While patience will be required for a longer period, Chinese citizens can be optimistic about the future. The management of the problem in 2020, the subsequent return of China to growth and the usage of vaccines generate hope for better days to come.
Objectives are clear and straightforward. The pandemic has not derailed the effort to eliminate poverty and has not discouraged the Chinese leadership from striving to create a moderately prosperous society and continue to elevate living standards.
Putting its own house in order, China is gradually strengthening its international presence. As challenges are of transnational character, multilateral cooperation remains the only reliable and safe antidote.
On a frequent basis, China has been reiterating its commitment to acting multilaterally and joining hands with its partners against common threats. China’s concept in creating a community of shared future for mankind, first proposed four years ago, encapsulates this philosophy.
Difficulties are tremendous. Limits of international collaboration in spite of the common objective were revealed last year. The new administration in Washington seems determined to bring the U.S. back to the international forefront and the Chinese leadership will obviously look to coordinate actions with it.

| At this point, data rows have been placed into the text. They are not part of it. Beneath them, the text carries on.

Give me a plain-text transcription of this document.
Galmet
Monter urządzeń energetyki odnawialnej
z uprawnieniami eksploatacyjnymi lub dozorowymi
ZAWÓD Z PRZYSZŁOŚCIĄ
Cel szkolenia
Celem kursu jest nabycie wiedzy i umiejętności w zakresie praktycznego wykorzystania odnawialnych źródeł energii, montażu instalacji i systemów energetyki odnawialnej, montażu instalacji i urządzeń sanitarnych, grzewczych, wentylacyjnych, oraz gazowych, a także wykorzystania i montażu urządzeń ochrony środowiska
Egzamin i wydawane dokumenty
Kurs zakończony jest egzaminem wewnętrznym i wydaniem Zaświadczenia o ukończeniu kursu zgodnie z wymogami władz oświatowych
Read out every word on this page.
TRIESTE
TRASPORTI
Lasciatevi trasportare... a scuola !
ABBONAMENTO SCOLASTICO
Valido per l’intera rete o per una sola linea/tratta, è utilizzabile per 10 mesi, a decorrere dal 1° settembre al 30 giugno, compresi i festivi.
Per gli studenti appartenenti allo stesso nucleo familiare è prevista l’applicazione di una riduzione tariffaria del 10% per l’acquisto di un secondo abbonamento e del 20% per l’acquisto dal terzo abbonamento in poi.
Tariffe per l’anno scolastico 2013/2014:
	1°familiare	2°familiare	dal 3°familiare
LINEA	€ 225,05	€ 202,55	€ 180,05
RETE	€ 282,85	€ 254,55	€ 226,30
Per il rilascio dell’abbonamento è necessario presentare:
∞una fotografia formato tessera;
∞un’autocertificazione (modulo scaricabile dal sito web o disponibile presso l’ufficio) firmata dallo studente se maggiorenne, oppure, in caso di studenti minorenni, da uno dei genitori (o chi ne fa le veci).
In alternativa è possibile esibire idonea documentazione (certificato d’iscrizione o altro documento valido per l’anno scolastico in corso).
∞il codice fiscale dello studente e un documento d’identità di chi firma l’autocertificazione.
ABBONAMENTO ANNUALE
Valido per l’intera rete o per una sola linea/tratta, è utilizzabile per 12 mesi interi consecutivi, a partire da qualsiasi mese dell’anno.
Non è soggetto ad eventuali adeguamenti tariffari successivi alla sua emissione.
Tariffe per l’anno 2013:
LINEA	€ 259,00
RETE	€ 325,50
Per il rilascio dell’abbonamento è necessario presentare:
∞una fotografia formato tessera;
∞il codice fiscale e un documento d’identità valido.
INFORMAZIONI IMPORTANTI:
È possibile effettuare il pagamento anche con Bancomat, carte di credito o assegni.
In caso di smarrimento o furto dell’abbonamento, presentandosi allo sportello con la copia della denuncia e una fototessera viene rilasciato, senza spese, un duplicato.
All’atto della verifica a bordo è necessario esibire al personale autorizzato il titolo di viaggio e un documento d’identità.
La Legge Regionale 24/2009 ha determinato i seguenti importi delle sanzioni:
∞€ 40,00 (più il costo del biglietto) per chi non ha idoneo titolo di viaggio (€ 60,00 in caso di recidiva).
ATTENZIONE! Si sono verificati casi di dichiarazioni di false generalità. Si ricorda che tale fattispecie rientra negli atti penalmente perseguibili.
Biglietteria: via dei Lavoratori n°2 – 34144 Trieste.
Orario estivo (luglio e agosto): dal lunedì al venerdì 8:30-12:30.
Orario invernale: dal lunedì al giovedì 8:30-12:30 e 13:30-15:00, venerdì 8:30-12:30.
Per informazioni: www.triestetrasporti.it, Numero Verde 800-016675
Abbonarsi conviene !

In his talk during the online meeting of board members of the National Committee on United States-China Relations, senior Chinese diplomat Yang Jiechi said mutually beneficial cooperation ought to be broadened. Although expectations should not be raised very high, the momentum is now better than before.
No light at the end of the pandemic tunnel is yet to be seen. Of course, enhanced global cooperation, especially between Beijing and Washington, will move us nearer the daylight.
The world recession, deepest after WWII, cannot be reversed without a joint response that will also make developing countries the focus of attention. Rising inequalities could be a reason for instability and conflict. The international community needs to act preemptively instead of waiting to mitigate a crisis at later stages.
China has supported a relevant debt relief mechanism for African countries in the context of the G20, while it is continuously seeing the Belt & Road Initiative as an engine of growth to facilitate global recovery.
Last year Chinese citizens were occasionally treated as “carriers” of the virus, at least in the Western discourse. It was a period during which the West was interpreting COVID-19 as if it would respect borders.
This year the situation looks different due to the global consequences of the pandemic. Chinese citizens may still be reluctant to celebrate the victory against the virus that persists internally and externally but are proud of their country, its progress and achievements.
Successful policies are judged in the course of time. The Year of the Ox will not signal a difference in Chinese thinking but a possible change in the international impact of this thinking. The more world citizens push for solutions, the more international cooperation will flourish. The Chinese ethos can thus gain ground.